To give you a taste for it, the book suggests that actors (in an audition setting) should move beyond the obvious motivation in a scene. While it may be tempting to make a shy character lower their head, avoid eye contact, play with their hands, and generally avoid human contact, it is a cliche at this point. It doesn’t add to the character and leaves the actor (or writer in this case) much room to go anywhere. The book suggests to dream big, to allow the character to desire opposites at the same time.

There is an example in the book of a meeting between a man and his new stepmother, who is his own age. The director asks for their motivation, and each actor says that they are “discovering” that they are attracted to each other. The director suggests that they push harder, that the characters be madly in love with each other from that very first moment, the reason being that it gives the actor a lot more to work with. And then you have a powerful opposite that is simultaneously true: for the stepson, the desire not to hurt his father outweighs (in the first scene anyway) his desire for his new stepmother; and the stepmother’s reminding herself that she JUST married the man’s father counters her own desire for him.

The powerful opposites make for a far richer performance (and written scene) than an obvious reaction.

It reminds me of a common problem writers have with beginnings. I’ve heard several times that whatever you’ve got written down, you should cut the first three paragraphs and then begin the story there. The first part is useless information. It isn’t a strong beginning. I think this is part of that concept, that two characters are already in love when they meet rather than “discovering” one another.

So that’s one interesting thing I got from the book but there are plenty of other lessons. Definitely check it out, I’m rereading it right now and loving it.

Epenthesis-Episode 012: Working Outline

Where I talk about working outlines, why I hated Stephenie Meyer’s New Moon, and how watching movies like Stranger Than Fiction can help you structure your scenes. It was really fun to do and I had no idea it was going to be the longest one yet! I apparently have a lot to say when it comes to outlines. It’ll definitely come in handy when November 1st rolls around for National Novel Writing Month (NaNoWriMo).

I believe I mentioned that this episode would be on another topic but I decided that this is what I wanted to talk about today. I’ll get into some of my pre-planned stuff on Friday. :) have a great day till then!

Epenthesis-Episode 011: Filling the Void

Update on this dreary, rainy Monday! Just got back from the National Publicity Summit in NYC, had a great time, but now  I’m sick so you may get to hear my sexy sick voice in the next episode. This one’s a follow up to my blog A Relationship is Like a Character where I talk about the void and character motivation. Until next time!
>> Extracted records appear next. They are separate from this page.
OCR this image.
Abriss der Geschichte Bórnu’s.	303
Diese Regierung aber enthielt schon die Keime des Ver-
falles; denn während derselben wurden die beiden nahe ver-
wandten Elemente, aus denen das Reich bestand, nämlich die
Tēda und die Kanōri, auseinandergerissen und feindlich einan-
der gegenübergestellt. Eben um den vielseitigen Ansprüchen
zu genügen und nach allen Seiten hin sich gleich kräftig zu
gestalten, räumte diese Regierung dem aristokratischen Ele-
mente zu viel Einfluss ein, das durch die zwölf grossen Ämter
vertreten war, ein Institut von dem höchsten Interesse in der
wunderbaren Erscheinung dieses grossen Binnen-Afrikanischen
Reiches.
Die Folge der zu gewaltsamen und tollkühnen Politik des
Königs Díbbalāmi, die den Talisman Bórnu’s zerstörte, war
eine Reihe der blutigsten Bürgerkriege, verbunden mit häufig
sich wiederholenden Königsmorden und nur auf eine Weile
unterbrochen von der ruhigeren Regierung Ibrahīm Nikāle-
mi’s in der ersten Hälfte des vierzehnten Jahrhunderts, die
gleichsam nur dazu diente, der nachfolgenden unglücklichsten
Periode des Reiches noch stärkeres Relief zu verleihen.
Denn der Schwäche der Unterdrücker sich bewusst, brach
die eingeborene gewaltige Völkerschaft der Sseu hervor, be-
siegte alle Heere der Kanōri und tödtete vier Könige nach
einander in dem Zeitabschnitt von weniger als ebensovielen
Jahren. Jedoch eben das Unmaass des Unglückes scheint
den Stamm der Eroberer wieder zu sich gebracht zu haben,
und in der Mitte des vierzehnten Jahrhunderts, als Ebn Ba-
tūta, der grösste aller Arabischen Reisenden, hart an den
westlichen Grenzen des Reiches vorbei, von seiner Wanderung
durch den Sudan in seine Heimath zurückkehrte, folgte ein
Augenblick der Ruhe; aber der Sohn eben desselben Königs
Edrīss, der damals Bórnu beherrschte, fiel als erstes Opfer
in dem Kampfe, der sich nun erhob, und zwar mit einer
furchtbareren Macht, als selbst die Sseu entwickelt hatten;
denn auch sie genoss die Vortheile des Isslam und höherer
And thus rounds out the last of the Dialogue series of podcasts:

Part 1: Episode 008: Dialogue

Part 2: Episode 009: Dialogue Tags

Today’s episode:

Epenthesis-Episode 010: Action Around Dialogue

Today’s episode was fun to record since I got so excited talking about it. Dialogue is a great tool, but the action around dialogue really brings a scene together. It’s important to know that your dialogue and your actions create two very different effects, and together are like harmonies that can make a scene really shine.

I’ll be in NYC this week but I’m hoping to have my episodes post while I’m gone.